政府の対応が後手に回っているため、私たちが法案を作って提出しました。この法案では、ワクチン未接種の人と、接種済みの人とで扱いを変えることが「不当な差別的取扱い」にあたるかどうかの指針を、政府が責任をもって定めることとしています。

その指針の案ですが、第一に、感染拡大リスクを考慮しての扱いは、基本的に許されるものとします。例えば、20人以上の宴会の予約をする場合、飲食店が「ワクチン証明」を要求することは感染拡大リスクを防ぐためと言えるので、問題ないと考えます。第二に、感染拡大リスクと無関係な扱いは、基本的に許されないものとします。例えば、飲食店が一人で来店するお客さんにも「ワクチン証明」を要求することは、感染拡大リスクを防ぐという面では行き過ぎであって、「不当な差別的取扱い」にあたると考えます。

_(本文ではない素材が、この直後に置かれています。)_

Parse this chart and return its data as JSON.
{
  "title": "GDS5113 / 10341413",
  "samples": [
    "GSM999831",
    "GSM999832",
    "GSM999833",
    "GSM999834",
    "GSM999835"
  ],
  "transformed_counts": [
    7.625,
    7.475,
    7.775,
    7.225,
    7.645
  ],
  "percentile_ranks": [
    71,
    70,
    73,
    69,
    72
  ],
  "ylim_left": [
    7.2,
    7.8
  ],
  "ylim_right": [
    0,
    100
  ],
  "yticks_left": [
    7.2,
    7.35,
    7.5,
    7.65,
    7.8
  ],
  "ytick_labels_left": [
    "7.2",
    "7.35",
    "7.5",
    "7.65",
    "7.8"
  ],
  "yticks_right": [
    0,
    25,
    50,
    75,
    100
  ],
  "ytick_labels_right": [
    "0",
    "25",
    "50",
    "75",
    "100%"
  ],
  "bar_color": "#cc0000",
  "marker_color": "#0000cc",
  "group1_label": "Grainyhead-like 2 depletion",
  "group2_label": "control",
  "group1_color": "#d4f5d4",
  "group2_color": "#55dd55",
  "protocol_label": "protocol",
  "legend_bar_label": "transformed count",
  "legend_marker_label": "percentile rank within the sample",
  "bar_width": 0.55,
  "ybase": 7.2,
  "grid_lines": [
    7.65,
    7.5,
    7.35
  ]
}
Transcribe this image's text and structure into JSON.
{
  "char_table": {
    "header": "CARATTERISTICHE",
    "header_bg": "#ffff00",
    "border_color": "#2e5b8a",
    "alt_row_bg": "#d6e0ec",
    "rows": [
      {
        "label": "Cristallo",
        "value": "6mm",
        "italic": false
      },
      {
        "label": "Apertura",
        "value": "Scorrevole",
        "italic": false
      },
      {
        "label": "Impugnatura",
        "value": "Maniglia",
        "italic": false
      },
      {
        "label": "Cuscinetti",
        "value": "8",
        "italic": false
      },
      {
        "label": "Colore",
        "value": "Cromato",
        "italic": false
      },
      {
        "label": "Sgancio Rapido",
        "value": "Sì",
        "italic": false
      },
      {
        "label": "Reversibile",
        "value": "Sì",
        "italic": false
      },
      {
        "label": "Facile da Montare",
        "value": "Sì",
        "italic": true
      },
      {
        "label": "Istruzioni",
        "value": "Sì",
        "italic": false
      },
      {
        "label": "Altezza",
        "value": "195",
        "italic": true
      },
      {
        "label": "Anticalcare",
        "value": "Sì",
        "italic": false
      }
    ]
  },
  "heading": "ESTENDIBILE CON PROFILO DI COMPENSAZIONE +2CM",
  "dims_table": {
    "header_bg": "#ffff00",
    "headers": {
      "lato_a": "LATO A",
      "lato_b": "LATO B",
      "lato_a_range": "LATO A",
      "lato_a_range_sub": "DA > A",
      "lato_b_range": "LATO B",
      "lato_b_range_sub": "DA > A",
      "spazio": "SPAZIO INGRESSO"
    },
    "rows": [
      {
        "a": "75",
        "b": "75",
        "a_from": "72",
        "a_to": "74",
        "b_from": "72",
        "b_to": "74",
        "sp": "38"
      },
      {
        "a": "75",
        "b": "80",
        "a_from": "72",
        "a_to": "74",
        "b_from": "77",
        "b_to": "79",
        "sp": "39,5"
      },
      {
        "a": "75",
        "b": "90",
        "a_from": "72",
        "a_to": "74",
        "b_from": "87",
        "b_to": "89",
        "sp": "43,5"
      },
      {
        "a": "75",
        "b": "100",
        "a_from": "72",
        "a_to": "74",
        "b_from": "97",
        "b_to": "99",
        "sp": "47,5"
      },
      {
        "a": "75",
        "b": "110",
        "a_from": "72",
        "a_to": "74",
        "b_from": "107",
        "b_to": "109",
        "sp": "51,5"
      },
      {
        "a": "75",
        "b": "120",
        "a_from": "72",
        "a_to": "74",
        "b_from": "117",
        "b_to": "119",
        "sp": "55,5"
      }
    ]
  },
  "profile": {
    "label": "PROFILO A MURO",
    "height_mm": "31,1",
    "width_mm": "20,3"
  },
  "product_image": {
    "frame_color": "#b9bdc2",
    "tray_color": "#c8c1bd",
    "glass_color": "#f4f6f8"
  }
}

こうした指針を守らせるため、各大臣は、所管する事業者に対し、必要な報告を求め、助言や指導ができることとします。また、インターネットを通じて差別の被害を受けた場合には、その情報を削除したり、発信者を突き止めたりするために、法務省の下にある法務局の協力を得られるようにします。ワクチンを接種してコロナを防ぐだけでなく、ワクチン接種の有無による差別も未然に防ぐ必要があります。国会で議論を深め、早期の成立を目指します。